3 saat sonra gece yarısında ilk yardıma gelen Susan isimli gönüllü bir kurtarıcıydı. Sonraki birkaç saat sonra onlarca kurtarma ekibi geldi. Bir çok beyin fırtınası ve planlar yaptılar ardından bir ipin ucu john'un bacaklarına diğeri kurtarma ekipleri tarafından çekilen bir dizi tırmanma kamından geçen bir kurtarma ipi kullanmaya karar verdiler. Aynı zamanda John'un etrafındaki kaya parçalarını delmeyi denediler ancak kayaların sert olması John'un konumu gibi sebeplerden olumlu sonuç alınamadı.

john'un durduğu konumda işleri zorlaştırmaktaydı. Sadece ayakları görünüyordu ve ayaklarının üzerindeki tavan çok alçaktı çekip çıkarılabilecek durumda değildi. Daha sonra makara sistemi kullanmaya karar verdiler. Makaraları civatalar ile sabitlediler, civataları mağara duvarlarında derin bir şekilde sabitlediler.

Mağaranın çok dar ve derin olmasından dolayı sadece bir kişi John'un yanına ulaşabiliyordu.

Bu arada, John daha da kötüleşiyordu - uzun süredir baş aşağı sıkışmıştı, nefes almakta biraz zorlanıyordu ve kalbi sürekli kan akışını beyninden dışarı itmek için yerçekimine karşı iki kat daha fazla çalışmak zorundaydı. Panik ve sakinlik arasında gidip geliyordu.

Bu sırada John'a moral olması ve onu cesaretlendirmek için mağaraya kablolu radyo getirdiler bu sayede dışarıda ki eşiyle konuşabilmesi için.

Bu olaylar zarfında tam 19 saat geçmişti ve John tam 19 saattir baş aşağı bir vaziyette o mağaran kurtarılıp çıkmayı bekliyordu.

Kurtarma ekipleri sonunda makara sistemlerini kurmayı bitirip John'u dışarı çıkarmaya başladılar.


Kurtarma ekipleri hep bir elden john'u çekmeye başladılar ama bu sırada çok acı çekiyordu bu yüzden arada bir duraklamak zorunda kalıyorlardı. Onu üçüncü çekişlerinde John kurtarıcı ile göz göze gelebilecek yüksekliğe çıkabilmişti. Çok yorgun ve kirli görünüyordu.

"Nasılsınız?"


"Bu berbat. baş aşağıyım. Baş aşağı olduğuma inanamıyorum. Bacaklarım beni öldürüyor.”
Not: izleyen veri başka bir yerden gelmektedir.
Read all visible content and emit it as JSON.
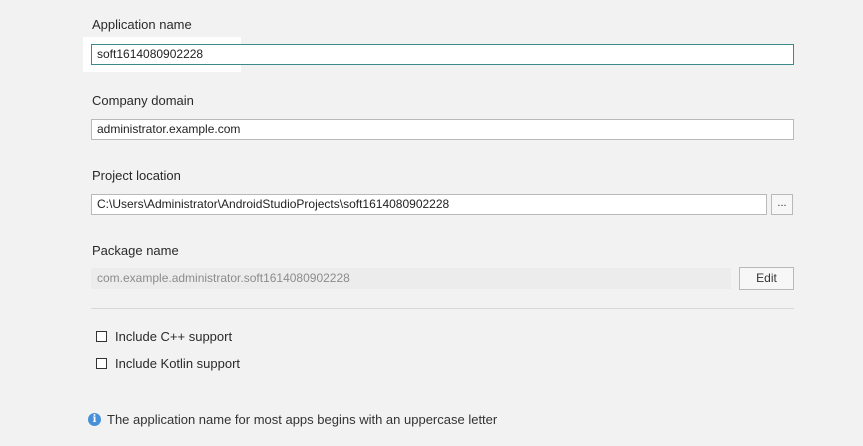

Kurtarıcı, John'un şikayet etmesine rağmen yüzünde bir gülümseme olduğunu gördü.


Bir kez daha dinlendiler ve sonra John'u yukarı çekmeye devam etmeye karar verdiler. Neredeyse çıkıyordu.

Kurtarma ekibi dördüncü kez John'u yukarı çektiklerinde bir anda ip ellerinde gevşedi ve tüm ekip yere düştü en yakındaki kurtarıcı ise yüzüne bir şey çarpması sebebiyle bayılmıştı. uyandığında her yerin toz olduğunu, john2u tutan taş kemerin kırıldığını fark etti. Daha sonra John'u gördüğünde geçite tekrar hatta eskisinden daha derin bir şekilde girdiğini, sıkıştığını fark etti. Ardından yüzüne çarpan metalden dolayı ciddi yara alan kurtarıcı mağaradan çıkıp yerine bir başkası geldi. Yeni gelen kurtarıcı john'un nefesinin çok seyrek olduğunu fark etti.
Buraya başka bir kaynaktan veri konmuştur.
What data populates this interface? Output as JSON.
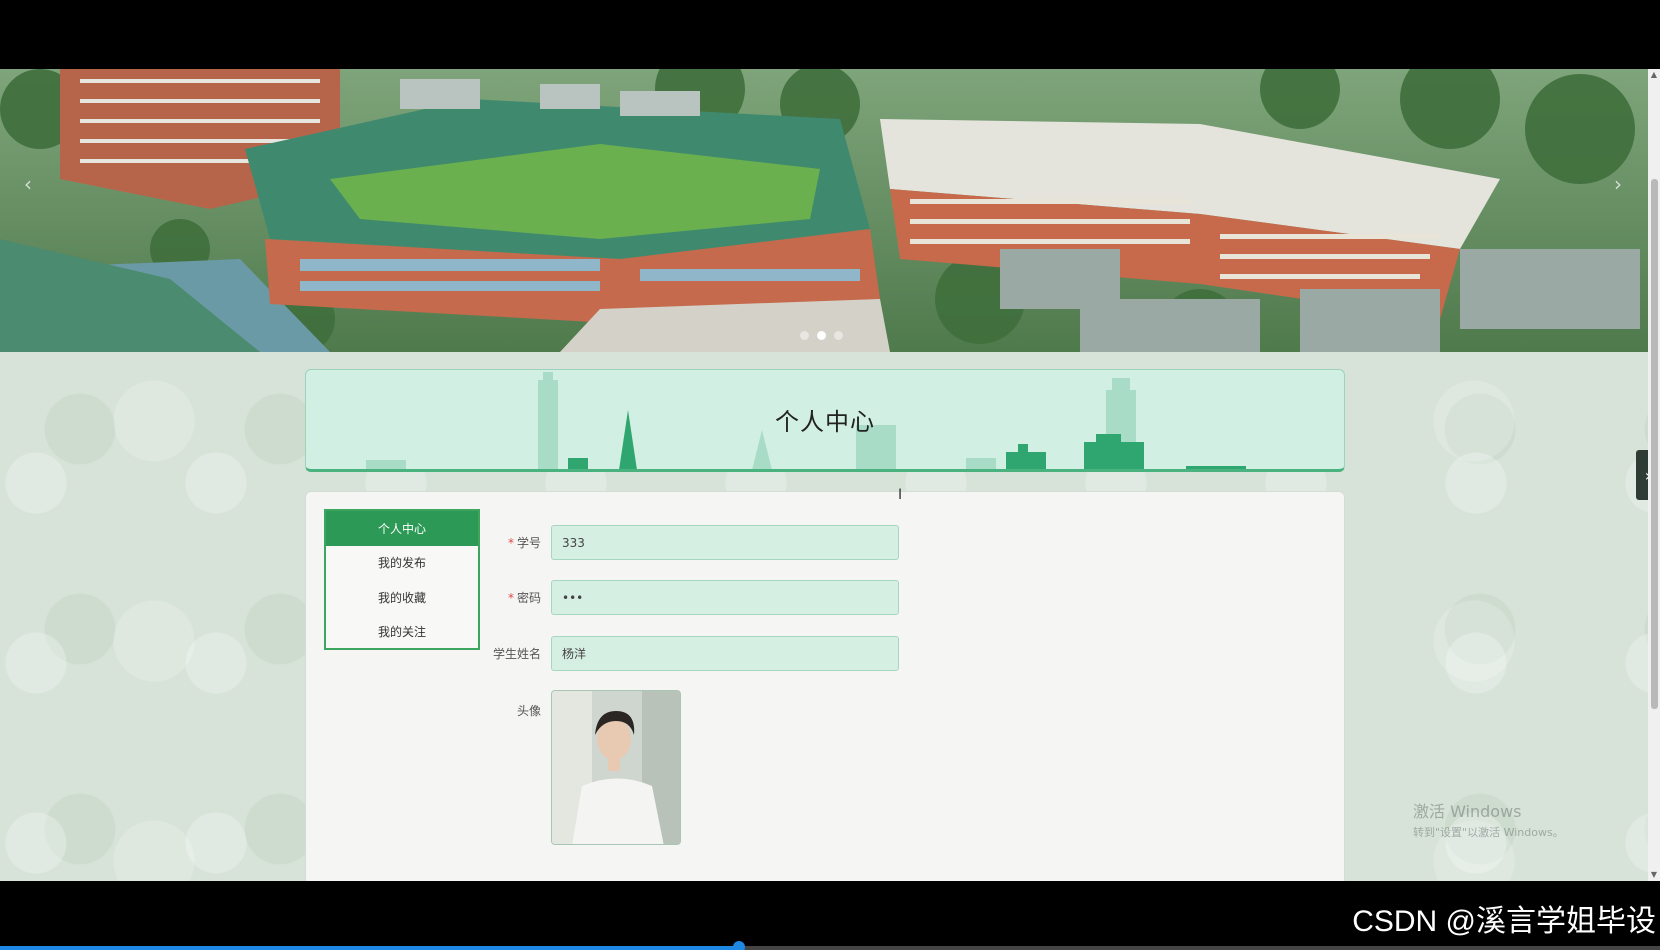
{
  "banner": {
    "slide_count": 3,
    "active_slide": 2
  },
  "page": {
    "title": "个人中心"
  },
  "menu": {
    "items": [
      {
        "label": "个人中心",
        "active": true
      },
      {
        "label": "我的发布",
        "active": false
      },
      {
        "label": "我的收藏",
        "active": false
      },
      {
        "label": "我的关注",
        "active": false
      }
    ]
  },
  "form": {
    "student_id": {
      "label": "学号",
      "required": true,
      "value": "333"
    },
    "password": {
      "label": "密码",
      "required": true,
      "value": "•••"
    },
    "student_name": {
      "label": "学生姓名",
      "required": false,
      "value": "杨洋"
    },
    "avatar": {
      "label": "头像"
    }
  },
  "watermark": {
    "line1": "激活 Windows",
    "line2": "转到\"设置\"以激活 Windows。"
  },
  "overlay": {
    "source_mark": "CSDN @溪言学姐毕设"
  },
  "video": {
    "progress": 0.445
  },
  "colors": {
    "accent_green": "#2c9a56",
    "title_bg": "#d1efe2",
    "input_bg": "#d6efe3",
    "required_star": "#e04848"
  },
  "icons": {
    "prev": "chevron-left-icon",
    "next": "chevron-right-icon",
    "side_toggle": "chevron-right-icon"
  }
}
Bir süre sonra bir tıp uzmanı mağaraya girdi ve John'un öldüğünü açıkladı.

Toplam 137 kurtarıcı John'u kurtarmak için 27 saat boyunca çok çalıştı, ancak trajik alanı boş eller ve ağır kalplerle terk etmek zorunda kaldı. İçlerinden biri medyaya bunun 29 yıllık bir arama-kurtarma gönüllüsü olarak yaptığı en zorlu kurtarma olduğunu söyledi.


Ertesi gün, yetkililer cesedini mağaradan çıkarmanın çok zor ve tehlikeli olduğuna karar verdiler, bu yüzden Nutty Putty Cave sonsuza kadar John Edwards Jones için son dinlenme yeri olarak kalacak.


Bir hafta sonra, kamu yetkilileri Nutty Putty Cave'i kalıcı olarak halka kapatmaya karar verdi. O zamandan beri mühürlendi.

Bu Mağara artık John Jones'ın mezarı olmuştu.